Ashley & Rick Ortiz, Antique Taco

With Antique Taco, Ashley and Rick are bringing together their family, their work, and their two greatest passions. A favorite among Chicago’s Wicker Park and Bridgeport neighborhoods, the restaurant serves up fresh tacos and margaritas.



Who better to answer your questions about starting and running a small business than business owners who’ve done it themselves?

This month, we’re partnering with business owners featured in Grit & Greenlights: Small Business Stories with Matthew McConaughey to answer questions from our social media audience.

Here, Ashley Ortiz — who owns Chicago’s celebrated Antique Taco along with her husband, Rick — shares what she’s learned about building successful restaurants and teams. 

What are the biggest challenges when running a restaurant with your spouse?

We have a hard time turning off work. Hospitality is more of a lifestyle, so it’s hard to not talk about food!

Have you seen any big changes in the types of things job seekers are asking or looking for versus before COVID?

The culture has always been important at Antique Taco but it’s even more important these days. We do quarterly education classes and we try to gauge the team’s goals and interests. 

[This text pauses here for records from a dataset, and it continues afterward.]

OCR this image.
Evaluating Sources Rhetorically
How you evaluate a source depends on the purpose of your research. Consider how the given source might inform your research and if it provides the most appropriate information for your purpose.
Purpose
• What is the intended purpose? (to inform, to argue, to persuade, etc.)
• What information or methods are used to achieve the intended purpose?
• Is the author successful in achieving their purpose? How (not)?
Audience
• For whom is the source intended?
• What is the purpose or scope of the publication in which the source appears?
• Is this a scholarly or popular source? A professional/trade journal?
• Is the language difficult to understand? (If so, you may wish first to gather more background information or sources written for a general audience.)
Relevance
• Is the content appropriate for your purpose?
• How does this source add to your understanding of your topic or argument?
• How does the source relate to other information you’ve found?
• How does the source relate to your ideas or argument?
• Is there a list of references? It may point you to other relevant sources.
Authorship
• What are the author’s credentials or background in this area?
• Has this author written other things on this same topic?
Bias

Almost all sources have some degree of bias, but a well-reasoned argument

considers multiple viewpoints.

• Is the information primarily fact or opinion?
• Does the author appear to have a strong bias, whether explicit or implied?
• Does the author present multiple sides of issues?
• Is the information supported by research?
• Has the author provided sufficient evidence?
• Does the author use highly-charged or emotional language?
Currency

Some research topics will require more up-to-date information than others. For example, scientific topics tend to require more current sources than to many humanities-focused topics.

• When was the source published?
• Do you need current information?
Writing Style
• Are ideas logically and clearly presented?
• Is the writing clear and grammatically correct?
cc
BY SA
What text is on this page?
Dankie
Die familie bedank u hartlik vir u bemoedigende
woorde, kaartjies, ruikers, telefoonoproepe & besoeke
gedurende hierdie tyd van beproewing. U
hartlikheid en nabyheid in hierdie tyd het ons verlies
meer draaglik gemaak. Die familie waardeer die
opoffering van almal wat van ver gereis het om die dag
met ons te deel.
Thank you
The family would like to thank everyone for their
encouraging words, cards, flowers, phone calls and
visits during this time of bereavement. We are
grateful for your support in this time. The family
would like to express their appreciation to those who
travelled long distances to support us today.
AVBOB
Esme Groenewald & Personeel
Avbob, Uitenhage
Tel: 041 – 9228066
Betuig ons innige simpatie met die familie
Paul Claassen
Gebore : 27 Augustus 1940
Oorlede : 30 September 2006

What is the top quality or value you feel helped you become successful entrepreneurs/restaurateurs ?

I would say getting your hands dirty, there is no substitute for hard work. Even if you can’t do everything well, make sure you try everything and understand the challenges. 

Owning a restaurant during COVID must have been challenging. What was your secret to survival — and do you think you learned anything that you’ll carry with you post-pandemic?

Owning a restaurant has always kept me on my toes, but Covid forced me to see what it would feel like to lose it all overnight. We took it day by day because everything changed so quickly. My biggest lesson over Covid was to take more risks, change something if it isn’t working, and don’t be scared to do what’s best for your business. 

Any advice for a prospective restaurant owner just about to get started?

Ask yourself why you’re doing this, the reason might shift over the years but always continue to question yourself and it will help guide you.